Desde la lomita, cercana a la casa, todos queríamos vocear, para anunciar
nuestra llegada.
Allí estaba
la amplia casa de madera de estilo vernáculo, rodeada, casi en su totalidad,
por la galería. Estaba construida sobre pilotillos de madera y un área de
concreto. EL agua que caía sobre el techo de zinc era recogida en los caños que
la depositaban en el tanque que abastecía de agua el hogar.
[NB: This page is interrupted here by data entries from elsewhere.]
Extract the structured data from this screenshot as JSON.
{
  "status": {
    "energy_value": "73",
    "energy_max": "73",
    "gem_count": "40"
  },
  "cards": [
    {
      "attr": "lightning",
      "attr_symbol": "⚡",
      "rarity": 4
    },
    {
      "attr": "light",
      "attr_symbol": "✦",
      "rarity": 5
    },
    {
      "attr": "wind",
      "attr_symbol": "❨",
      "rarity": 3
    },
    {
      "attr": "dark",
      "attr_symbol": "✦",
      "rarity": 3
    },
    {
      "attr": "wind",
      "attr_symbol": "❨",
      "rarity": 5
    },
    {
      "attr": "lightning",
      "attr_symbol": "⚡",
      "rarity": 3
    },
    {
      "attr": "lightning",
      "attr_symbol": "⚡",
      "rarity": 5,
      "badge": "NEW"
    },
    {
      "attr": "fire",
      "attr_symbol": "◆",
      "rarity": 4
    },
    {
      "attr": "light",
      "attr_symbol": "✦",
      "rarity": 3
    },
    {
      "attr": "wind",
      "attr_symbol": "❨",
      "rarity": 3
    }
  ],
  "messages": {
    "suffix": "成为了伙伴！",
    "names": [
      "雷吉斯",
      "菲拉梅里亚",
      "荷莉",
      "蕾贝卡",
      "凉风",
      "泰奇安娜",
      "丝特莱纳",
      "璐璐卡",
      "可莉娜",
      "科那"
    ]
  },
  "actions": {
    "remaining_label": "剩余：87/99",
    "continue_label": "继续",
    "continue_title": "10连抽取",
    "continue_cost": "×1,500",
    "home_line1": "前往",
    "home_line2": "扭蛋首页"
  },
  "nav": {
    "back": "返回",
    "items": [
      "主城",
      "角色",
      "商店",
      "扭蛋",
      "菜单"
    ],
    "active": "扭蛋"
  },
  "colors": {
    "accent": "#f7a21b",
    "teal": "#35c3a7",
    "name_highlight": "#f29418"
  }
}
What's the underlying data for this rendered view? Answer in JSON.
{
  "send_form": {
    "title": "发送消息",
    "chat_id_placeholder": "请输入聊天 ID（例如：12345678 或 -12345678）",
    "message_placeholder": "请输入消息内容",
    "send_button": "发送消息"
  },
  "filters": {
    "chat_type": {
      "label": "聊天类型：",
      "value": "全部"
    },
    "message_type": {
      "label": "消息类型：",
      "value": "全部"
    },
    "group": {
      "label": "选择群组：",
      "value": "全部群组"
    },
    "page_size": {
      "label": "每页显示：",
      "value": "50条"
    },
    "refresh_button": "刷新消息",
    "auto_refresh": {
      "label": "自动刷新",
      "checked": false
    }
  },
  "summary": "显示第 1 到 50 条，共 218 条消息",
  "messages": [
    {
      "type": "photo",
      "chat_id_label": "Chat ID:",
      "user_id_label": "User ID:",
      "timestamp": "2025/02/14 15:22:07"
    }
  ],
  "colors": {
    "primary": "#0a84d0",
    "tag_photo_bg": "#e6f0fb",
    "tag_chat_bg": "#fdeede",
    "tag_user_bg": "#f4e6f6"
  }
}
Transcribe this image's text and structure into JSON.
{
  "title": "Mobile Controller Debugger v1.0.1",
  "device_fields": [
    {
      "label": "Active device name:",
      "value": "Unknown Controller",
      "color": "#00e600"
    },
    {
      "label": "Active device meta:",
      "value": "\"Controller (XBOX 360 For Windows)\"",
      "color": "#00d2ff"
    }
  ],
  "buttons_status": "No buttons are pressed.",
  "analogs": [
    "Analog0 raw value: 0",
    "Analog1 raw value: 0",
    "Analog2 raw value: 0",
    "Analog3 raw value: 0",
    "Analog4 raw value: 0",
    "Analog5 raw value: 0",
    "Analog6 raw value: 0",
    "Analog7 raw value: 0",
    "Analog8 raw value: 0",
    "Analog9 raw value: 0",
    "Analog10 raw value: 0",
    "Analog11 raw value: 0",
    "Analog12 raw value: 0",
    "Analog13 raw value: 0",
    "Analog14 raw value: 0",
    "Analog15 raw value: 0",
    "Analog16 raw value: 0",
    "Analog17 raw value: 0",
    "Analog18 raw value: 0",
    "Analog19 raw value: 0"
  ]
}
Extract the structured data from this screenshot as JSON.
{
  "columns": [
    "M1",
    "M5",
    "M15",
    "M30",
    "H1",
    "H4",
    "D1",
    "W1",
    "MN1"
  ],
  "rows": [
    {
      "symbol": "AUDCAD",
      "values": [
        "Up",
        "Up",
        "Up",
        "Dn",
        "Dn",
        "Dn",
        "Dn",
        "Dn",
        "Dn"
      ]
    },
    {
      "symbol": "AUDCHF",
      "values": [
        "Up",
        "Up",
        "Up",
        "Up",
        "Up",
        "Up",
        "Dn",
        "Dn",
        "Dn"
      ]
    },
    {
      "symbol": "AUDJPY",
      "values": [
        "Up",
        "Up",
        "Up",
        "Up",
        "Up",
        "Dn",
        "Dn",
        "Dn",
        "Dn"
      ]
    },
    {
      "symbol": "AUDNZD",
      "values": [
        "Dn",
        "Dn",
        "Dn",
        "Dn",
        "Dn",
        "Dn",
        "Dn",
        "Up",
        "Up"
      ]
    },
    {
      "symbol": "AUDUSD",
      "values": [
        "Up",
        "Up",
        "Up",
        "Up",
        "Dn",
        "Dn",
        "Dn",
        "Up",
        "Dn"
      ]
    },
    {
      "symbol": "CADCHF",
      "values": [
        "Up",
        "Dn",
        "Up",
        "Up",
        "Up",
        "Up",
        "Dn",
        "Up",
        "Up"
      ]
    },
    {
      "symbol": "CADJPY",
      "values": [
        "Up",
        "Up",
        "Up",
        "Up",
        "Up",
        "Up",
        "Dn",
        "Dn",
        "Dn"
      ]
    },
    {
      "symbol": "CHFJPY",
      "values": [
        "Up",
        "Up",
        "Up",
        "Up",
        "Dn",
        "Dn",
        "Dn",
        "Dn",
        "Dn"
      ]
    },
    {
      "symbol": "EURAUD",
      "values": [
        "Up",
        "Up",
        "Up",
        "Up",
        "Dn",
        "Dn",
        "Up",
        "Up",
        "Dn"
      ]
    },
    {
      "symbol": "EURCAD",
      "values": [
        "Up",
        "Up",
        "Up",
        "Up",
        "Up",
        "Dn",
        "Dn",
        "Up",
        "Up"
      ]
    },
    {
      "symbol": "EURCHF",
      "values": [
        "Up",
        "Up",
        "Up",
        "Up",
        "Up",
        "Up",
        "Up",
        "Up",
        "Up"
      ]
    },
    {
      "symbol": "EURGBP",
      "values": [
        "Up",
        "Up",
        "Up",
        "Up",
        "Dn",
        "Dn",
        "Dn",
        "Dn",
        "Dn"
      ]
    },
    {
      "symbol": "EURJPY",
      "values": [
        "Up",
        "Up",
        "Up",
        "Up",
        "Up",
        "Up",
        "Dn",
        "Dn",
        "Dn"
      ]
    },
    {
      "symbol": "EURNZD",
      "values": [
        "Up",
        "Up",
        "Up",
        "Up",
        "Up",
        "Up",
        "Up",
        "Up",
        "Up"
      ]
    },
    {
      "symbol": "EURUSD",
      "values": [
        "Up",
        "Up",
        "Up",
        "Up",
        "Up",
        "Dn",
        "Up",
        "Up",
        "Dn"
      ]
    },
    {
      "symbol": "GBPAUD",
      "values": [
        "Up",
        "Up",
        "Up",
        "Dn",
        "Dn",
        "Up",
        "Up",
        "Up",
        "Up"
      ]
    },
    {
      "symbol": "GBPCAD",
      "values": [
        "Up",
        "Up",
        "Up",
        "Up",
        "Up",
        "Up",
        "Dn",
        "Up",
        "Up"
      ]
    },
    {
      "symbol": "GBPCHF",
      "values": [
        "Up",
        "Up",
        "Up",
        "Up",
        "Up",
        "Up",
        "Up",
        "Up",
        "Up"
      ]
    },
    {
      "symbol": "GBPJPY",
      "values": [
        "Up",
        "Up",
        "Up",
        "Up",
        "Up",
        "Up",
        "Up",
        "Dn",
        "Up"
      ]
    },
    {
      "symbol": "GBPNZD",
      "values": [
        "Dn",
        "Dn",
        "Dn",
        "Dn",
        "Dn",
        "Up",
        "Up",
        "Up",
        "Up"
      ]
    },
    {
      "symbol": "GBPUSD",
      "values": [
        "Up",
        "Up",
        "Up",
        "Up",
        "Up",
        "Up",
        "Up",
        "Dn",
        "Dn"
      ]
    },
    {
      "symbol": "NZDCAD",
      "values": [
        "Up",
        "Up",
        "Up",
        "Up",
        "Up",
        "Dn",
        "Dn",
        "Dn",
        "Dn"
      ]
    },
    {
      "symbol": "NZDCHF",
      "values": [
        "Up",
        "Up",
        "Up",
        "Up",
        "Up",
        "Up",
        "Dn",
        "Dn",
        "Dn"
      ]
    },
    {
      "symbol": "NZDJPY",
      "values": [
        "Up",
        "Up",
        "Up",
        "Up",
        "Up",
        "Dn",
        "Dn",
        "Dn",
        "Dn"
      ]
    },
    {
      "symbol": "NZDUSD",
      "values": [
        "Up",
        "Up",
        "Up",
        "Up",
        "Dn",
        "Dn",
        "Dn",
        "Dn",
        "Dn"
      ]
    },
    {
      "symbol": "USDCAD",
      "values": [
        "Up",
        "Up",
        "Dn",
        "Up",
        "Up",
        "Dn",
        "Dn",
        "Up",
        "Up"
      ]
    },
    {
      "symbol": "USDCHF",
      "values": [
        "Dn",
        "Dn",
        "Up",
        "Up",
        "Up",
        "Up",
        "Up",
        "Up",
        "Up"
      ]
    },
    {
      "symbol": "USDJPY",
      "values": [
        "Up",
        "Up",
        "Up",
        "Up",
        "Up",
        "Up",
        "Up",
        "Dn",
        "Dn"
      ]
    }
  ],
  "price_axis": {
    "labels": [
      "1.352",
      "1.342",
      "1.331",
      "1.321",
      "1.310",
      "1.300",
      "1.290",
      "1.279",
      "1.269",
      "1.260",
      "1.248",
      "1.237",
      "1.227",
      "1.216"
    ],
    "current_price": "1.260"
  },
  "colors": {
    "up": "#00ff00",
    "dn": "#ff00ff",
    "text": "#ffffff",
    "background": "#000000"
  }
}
El piso de madera,
las grandes puertas y aldabas; los tragaluz formando flores y el orden
imperante en todos sus espacios, ejercían sobre mí una fascinación
indescriptible.
La manera
funcional y sencilla de su decoración y mobiliario reflejaban la sencillez y la
mentalidad de sus dueños. En esa época, las personas preferían no aparentar
demasiado para evitar despertar la avaricia de Trujillo, que entre otras cosas,
requería a la ciudadanía exhibir en sus hogares su retrato o algún símbolo o
lema de la Era. Recuerdo que en la casa de mis abuelos se encontraba colgada en
la pared de la sala una fotografía ecuestre del tirano que decía: “Y seguiré a
caballo”. Con toda la inocencia del mundo, pregunté por qué estaba colocada esa
foto de Trujillo junto a las fotos familiares, y, rápidamente, me mandaron a
callar. ¡Divina inocencia en medio de una época difícil!
Llega a mi
memoria la visión del juego de sala con su mesita, las mecedoras y el sofá; una
mecedora grande donde me dormía mi tía; el amplio y sencillo comedor, la
vitrina del comedor; en las habitaciones las camas de hierro forjado y el
armario donde abuelito guardaba celosamente sus pertenencias y el dinero.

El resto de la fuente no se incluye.